Аннет, новенькая, помощница кастелянши, а по старой дружбе — ещё и исполнительница поручений прежней хозяйки, присела в книксене.
— Добрый вечер, госпожа Доротея! А я ищу вас, ищу! Хорошо, садовник… не помню, как его… сказал, что вы тут, на скамейке. Простите, что потревожила.
— Ничего страшного, милая. — Дори натянуто улыбнулась. Впрочем, весёлая простушка Аннет ей нравилась, да и срывать скверное настроение на других, хоть и на прислуге, нехорошо, недостойно, а потому — чело госпожи компаньонки стало куда спокойнее и приветливей. — Ты что-то хотела? Что это у тебя?
— О, это Бланш просила передать. — Заулыбавшись в ответ, девушка, свеженькая, как первый гиацинт, протянула прелестную объёмистую коробочку, обтянутую тёмно-синим. — Из такого же бархата шьётся для вас платье, загляденье просто… Так вот, Бланш сама не может приехать, а просила вам передать, чтобы вы посмотрели — да выбрали пуговки для корсажа. Шнуровка на спине так и останется, говорит, пуговки нашьём только для красоты, это сейчас модно. Но вот незадача: прислали ей три партии, и все хороши, и все подходят, так может, вы сами определите, какие нашивать?
Доротея кивнула.
— Оставь, я посмотрю. Оставь, — повторила с нажимом. — Я приду к себе через полчаса, у меня остались образцы отделки, надо сравнить ещё и с ними.
— Хорошо, госпожа.
Девушка вновь присела, сверкнула белоснежными зубками и упорхнула, только песок взметнулся из-под туфелек на высоком господском каблучке. Доротея покачала головой. Здесь в Эстре многие девушки, даже будучи в услужении, могут позволить себе одеваться нарядно в будний день. А у неё самой были… да-да, те самых пресловутых три платья, да запасная «праздничная» пара башмаков. У селянок порой не бывало и этого. Случалось, одну невесту собирали к венцу сообща несколькими родственными семьями.

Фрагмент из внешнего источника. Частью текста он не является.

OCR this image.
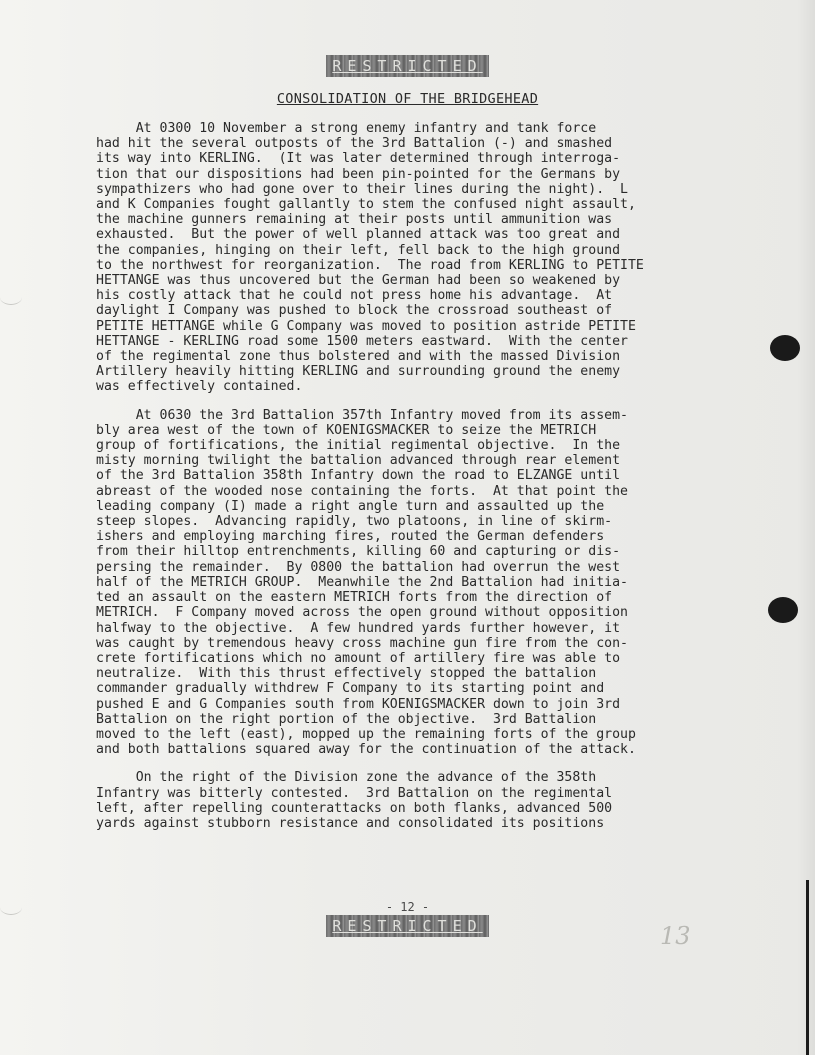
RESTRICTED
CONSOLIDATION OF THE BRIDGEHEAD
At 0300 10 November a strong enemy infantry and tank force
had hit the several outposts of the 3rd Battalion (-) and smashed
its way into KERLING.  (It was later determined through interroga-
tion that our dispositions had been pin-pointed for the Germans by
sympathizers who had gone over to their lines during the night).  L
and K Companies fought gallantly to stem the confused night assault,
the machine gunners remaining at their posts until ammunition was
exhausted.  But the power of well planned attack was too great and
the companies, hinging on their left, fell back to the high ground
to the northwest for reorganization.  The road from KERLING to PETITE
HETTANGE was thus uncovered but the German had been so weakened by
his costly attack that he could not press home his advantage.  At
daylight I Company was pushed to block the crossroad southeast of
PETITE HETTANGE while G Company was moved to position astride PETITE
HETTANGE - KERLING road some 1500 meters eastward.  With the center
of the regimental zone thus bolstered and with the massed Division
Artillery heavily hitting KERLING and surrounding ground the enemy
was effectively contained.
At 0630 the 3rd Battalion 357th Infantry moved from its assem-
bly area west of the town of KOENIGSMACKER to seize the METRICH
group of fortifications, the initial regimental objective.  In the
misty morning twilight the battalion advanced through rear element
of the 3rd Battalion 358th Infantry down the road to ELZANGE until
abreast of the wooded nose containing the forts.  At that point the
leading company (I) made a right angle turn and assaulted up the
steep slopes.  Advancing rapidly, two platoons, in line of skirm-
ishers and employing marching fires, routed the German defenders
from their hilltop entrenchments, killing 60 and capturing or dis-
persing the remainder.  By 0800 the battalion had overrun the west
half of the METRICH GROUP.  Meanwhile the 2nd Battalion had initia-
ted an assault on the eastern METRICH forts from the direction of
METRICH.  F Company moved across the open ground without opposition
halfway to the objective.  A few hundred yards further however, it
was caught by tremendous heavy cross machine gun fire from the con-
crete fortifications which no amount of artillery fire was able to
neutralize.  With this thrust effectively stopped the battalion
commander gradually withdrew F Company to its starting point and
pushed E and G Companies south from KOENIGSMACKER down to join 3rd
Battalion on the right portion of the objective.  3rd Battalion
moved to the left (east), mopped up the remaining forts of the group
and both battalions squared away for the continuation of the attack.
On the right of the Division zone the advance of the 358th
Infantry was bitterly contested.  3rd Battalion on the regimental
left, after repelling counterattacks on both flanks, advanced 500
yards against stubborn resistance and consolidated its positions
- 12 -
RESTRICTED	13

Капитан Винсент сегодня передал ей письмо от мастера Жа… Ох, от господина Лорентье, так к нему сейчас надо обращаться. И всё же — для Доротеи он тот же мастер Жан, который ковал ажурную решётку для церковной ограды и помогал ей обходить зимними промозглыми днями крестьянские дома, чтобы собрать ребятишек к ней на урок. Летом дети или работали в поле, с родителями, или оставались на хозяйстве, для занятий в воскресной школе оставался сырой промозглый сезон конца осени — начала зимы, да и в тот — не каждые родители отпускали детей. Помогли не грозные проповеди брата Августа Глюка, увещевавшего, что не прошедший конфирмацию — нечист и не достоин войти в Дом Божий; помогло доброе слово мастера Жана, у которого для каждого селянина находился довод, а наипервейший — что грамота и слово Божье нужны каждому. Потом уже, когда детишки, некоторые — учёнее родителей — с лёгкостью считали за отцов на ярмарках, сколько стоит полпуда овса или три дюжины свечей, да сколько нужно отдать медных монет или одну серебрушку, а главное — получить сдачу; когда дети толково и споро отвечали на вопросы пастора, каждый раз устраивавшего накануне первого причастия нечто вроде проверки знаний — после этого маленьких подопечных «тётки Доры» уже не держали силком дома, а выпихивали на учёбу.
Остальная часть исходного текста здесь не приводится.